Getting To Know Copyranter: Part Two
I don't think I came out the womb angry. It all started when I started school.
2nd part of a Continuing Series: Getting to Know Copyranter.
I spent six years in therapy trying to get at my anger issues. Never quite got there. (She was a top NYC therapist, too.) This Copyranter “act” is not 100% fake, FYI.
Kindergarten
On a show-and-tell day, the class bully—Jack, threatening violence—made me eat the dandelions Suzy had brought in to “show”. Jack wore tight white t-shirts and looked like a mini-serial killer. This was Jack’s private little show and tell: He showed me the flowers and told me to eat them. I still remember chewing, tasting, them. I don’t know what the fuck our teacher, Mrs. Hoblitzell, a 6’ behemoth, was doing. But she was very mean to me all the time.
1st Grade
As I recounted in my last article—Ten Men I’d Punch In The Face—a different class bully, Albert, slugged me hard in the stomach during recess. Why? Because I was there. I bawled my eyes out, and continued bawling back in class where all the girls laughed at me.
1st Grade
After school one day, two “big” third-graders were throwing hands on the front lawn. I put my Batman lunch box down (in the circular driveway) and went in to get a better look. A schoolbus ran over and completely flattened my precious lunch box, sans thermos (see current going price, below). I carried the Batman now-platter home, dejected. (I did get a nifty Rat Patrol lunch box replacement which my Mom many years later sold at a yard sale for ¢25 (more anger).
3rd Grade
One day coming in from recess, Melanie, the prettiest girl in our class, was assigned to hold the door open (only the pretty, smart girls got to hold the door). Ralph, another bully, forcibly kissed her on the lips. Seeing what Ralph did, I did the same thing. I got sent to the Principal’s office. Ralph did not. (I’d probably be sent to jail today.)
4th Grade
Mrs. McKinley—also very tall, very mean—gave us the assignment to do a Family Tree. I asked my Dad what his Granddad did for a living in Ireland. Dad said: “He was a horse thief”. I was fucking stoked. McKinley was not. She gave me an “E” (my grade school’s equivalent of an “F”) for lying and making a mockery of her assignment, and said she was going to call my Dad. I responded: “Go ahead and call him, he’ll cuss you out!” She did, and he responded: “It’s none of your goddamn business what my Grandfather did for a living.” Dad did not punish me. But he revealed, years later, that he had indeed lied to me. (Great Granddad was a farmer.)
6th Grade
Yet another class bully (Marty) insisted that we fight after school, behind the school. I barely knew Marty. He gave no reason. He had quite a few pounds on me. Word got around as it does and there was a good crowd. He hit me hard a couple of times and rassled me to the ground. It was at that moment that I learned two valuable life lessons: 1—I’m not afraid to be punched in the face, and 2—when my anger reaches a certain level, a switch triggers inside of my brain where all fear disappears and intense rage appears. I proceeded to beat the living Shit out of Marty, his eyes nearly swollen shut. He ran home crying.

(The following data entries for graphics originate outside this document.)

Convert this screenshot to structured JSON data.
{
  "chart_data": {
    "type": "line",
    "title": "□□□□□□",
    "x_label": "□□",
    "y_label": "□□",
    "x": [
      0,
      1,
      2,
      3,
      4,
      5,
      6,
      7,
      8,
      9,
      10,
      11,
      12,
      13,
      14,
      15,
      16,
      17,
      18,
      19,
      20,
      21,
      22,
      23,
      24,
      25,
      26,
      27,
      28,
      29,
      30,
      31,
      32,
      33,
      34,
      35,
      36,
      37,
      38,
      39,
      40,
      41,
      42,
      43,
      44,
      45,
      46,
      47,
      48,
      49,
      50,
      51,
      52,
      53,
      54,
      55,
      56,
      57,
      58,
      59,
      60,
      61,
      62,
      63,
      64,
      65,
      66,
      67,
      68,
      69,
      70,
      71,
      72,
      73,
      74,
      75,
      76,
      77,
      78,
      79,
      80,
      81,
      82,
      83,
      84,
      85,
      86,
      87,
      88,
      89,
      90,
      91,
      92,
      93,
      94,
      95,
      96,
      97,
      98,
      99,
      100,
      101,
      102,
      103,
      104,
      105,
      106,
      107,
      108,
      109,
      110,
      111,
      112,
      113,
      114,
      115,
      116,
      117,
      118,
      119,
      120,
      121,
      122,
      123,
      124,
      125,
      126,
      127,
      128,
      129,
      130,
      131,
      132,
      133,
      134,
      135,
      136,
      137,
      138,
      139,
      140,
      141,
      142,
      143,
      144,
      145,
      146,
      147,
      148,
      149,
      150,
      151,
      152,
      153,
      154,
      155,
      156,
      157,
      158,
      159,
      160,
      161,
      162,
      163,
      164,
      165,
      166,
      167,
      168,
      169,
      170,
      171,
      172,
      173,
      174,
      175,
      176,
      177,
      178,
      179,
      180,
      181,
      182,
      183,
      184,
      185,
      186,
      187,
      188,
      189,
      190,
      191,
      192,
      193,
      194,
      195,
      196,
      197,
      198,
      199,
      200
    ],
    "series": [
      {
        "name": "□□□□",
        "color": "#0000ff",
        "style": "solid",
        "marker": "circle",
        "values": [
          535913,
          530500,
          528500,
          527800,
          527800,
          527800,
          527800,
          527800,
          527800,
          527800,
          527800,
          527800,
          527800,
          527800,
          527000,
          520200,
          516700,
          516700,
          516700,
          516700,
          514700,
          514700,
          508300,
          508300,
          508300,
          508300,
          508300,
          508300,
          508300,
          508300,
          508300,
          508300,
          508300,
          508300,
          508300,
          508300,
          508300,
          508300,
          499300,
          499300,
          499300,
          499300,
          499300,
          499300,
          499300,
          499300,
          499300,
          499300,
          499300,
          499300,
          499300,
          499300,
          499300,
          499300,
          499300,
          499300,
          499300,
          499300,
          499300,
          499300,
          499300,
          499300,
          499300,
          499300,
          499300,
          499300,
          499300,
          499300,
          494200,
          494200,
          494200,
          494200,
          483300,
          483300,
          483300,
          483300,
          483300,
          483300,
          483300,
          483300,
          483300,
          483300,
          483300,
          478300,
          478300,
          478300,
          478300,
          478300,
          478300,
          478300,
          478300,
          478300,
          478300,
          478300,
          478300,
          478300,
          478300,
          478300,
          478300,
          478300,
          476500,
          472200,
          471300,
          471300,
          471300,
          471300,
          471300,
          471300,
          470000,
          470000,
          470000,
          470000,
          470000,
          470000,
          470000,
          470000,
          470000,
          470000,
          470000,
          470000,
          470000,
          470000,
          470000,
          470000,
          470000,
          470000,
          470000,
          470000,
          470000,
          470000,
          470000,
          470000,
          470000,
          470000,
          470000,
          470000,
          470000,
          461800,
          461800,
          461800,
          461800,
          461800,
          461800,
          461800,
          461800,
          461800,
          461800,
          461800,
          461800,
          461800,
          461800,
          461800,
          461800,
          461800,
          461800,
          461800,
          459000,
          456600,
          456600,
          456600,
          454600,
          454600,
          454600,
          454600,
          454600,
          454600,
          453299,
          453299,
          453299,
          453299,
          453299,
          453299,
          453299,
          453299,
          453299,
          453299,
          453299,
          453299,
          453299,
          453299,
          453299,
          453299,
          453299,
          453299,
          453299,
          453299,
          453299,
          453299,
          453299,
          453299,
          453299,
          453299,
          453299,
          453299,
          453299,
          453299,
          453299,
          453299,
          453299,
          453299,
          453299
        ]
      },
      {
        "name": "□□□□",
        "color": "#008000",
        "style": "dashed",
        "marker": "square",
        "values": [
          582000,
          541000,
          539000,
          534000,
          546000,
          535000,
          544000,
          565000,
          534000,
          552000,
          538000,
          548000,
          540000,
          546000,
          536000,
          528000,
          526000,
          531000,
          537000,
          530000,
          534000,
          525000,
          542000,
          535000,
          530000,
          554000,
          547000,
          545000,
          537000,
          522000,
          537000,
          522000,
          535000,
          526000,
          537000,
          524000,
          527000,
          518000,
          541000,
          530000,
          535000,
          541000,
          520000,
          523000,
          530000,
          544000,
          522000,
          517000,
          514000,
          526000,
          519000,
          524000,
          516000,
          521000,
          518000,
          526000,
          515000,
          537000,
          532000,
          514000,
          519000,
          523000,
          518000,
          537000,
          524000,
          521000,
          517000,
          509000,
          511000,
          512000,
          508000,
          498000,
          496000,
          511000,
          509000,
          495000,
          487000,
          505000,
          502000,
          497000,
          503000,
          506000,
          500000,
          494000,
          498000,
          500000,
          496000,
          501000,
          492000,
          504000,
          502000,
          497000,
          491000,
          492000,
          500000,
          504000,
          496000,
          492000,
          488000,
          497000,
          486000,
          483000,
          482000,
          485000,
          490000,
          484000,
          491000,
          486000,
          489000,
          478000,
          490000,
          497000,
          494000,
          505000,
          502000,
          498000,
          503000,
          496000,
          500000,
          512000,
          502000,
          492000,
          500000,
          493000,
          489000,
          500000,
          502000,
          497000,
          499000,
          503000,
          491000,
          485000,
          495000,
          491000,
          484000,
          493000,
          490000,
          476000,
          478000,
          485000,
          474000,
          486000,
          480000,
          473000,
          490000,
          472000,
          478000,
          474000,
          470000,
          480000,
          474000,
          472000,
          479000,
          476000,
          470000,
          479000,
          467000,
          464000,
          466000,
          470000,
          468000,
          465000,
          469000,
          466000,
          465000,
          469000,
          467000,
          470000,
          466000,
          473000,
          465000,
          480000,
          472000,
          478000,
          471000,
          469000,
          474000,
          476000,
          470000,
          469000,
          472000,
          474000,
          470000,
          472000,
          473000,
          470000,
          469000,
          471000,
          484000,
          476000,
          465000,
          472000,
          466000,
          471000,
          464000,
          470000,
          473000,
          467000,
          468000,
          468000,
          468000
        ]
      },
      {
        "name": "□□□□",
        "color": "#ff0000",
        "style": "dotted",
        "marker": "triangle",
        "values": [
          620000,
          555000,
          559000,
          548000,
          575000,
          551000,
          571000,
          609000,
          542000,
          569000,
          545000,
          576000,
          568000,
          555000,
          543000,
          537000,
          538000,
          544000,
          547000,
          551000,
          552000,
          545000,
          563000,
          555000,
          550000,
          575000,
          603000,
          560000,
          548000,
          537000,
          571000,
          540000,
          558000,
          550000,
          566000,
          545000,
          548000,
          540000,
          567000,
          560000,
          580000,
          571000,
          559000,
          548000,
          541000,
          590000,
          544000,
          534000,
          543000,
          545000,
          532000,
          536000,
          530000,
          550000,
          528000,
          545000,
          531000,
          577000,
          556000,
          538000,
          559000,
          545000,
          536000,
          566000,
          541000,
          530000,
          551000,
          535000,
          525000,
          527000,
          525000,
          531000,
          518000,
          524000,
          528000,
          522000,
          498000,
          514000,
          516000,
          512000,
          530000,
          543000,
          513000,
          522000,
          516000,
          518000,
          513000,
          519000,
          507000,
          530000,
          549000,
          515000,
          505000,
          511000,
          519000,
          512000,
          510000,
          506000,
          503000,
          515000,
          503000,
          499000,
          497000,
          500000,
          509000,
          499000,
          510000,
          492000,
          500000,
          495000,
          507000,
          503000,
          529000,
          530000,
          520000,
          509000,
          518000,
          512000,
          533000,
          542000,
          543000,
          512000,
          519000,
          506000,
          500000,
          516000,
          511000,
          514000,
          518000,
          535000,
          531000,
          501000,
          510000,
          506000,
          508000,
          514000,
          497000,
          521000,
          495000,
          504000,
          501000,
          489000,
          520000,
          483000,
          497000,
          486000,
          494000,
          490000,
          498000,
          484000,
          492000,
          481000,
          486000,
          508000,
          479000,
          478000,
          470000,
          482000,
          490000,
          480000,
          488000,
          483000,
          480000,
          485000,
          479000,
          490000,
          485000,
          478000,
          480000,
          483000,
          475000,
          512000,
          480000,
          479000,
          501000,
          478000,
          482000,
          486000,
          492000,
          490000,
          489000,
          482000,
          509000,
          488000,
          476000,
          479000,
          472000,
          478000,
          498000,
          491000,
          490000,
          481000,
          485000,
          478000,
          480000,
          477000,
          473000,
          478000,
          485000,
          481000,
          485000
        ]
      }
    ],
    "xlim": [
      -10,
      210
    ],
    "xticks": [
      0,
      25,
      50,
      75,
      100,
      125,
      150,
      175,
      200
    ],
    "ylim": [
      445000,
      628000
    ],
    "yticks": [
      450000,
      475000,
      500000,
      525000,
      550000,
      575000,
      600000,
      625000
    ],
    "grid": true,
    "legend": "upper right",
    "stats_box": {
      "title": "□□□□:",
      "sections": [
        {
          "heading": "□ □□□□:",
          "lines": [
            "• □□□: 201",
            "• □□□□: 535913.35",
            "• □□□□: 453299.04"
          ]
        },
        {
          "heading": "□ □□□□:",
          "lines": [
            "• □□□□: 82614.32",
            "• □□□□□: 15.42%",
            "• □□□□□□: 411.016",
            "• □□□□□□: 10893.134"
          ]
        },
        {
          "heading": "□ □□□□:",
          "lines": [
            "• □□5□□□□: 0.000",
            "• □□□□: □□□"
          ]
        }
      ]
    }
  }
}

Soon after this enlightening encounter is when I started to play Hockey more seriously. (Below, me, rare appearance between the pipes at the local church parking lot. Yes the Mylec® street hockey ball’s in the net).
11th Grade
German class. Test time. I turned around to ask the girl behind me for an eraser. Fräulein Stürges (teacher) walked over, ripped up my test. I protested: “I was asking (girl’s name) for an eraser!” Stürges walked back to her desk and started writing. I got up to see what she was writing; it was my parents’ phone number. (flashback to 4th grade): “Go ahead and call my Dad, he’ll cuss you out!” Stürges: (pointing at door) OUT! (which meant to the Vice Principal’s office). Get to his office, he looked up and told me to get out and go back to class. Home. Dad: “Got any more teachers you want me to cuss out?”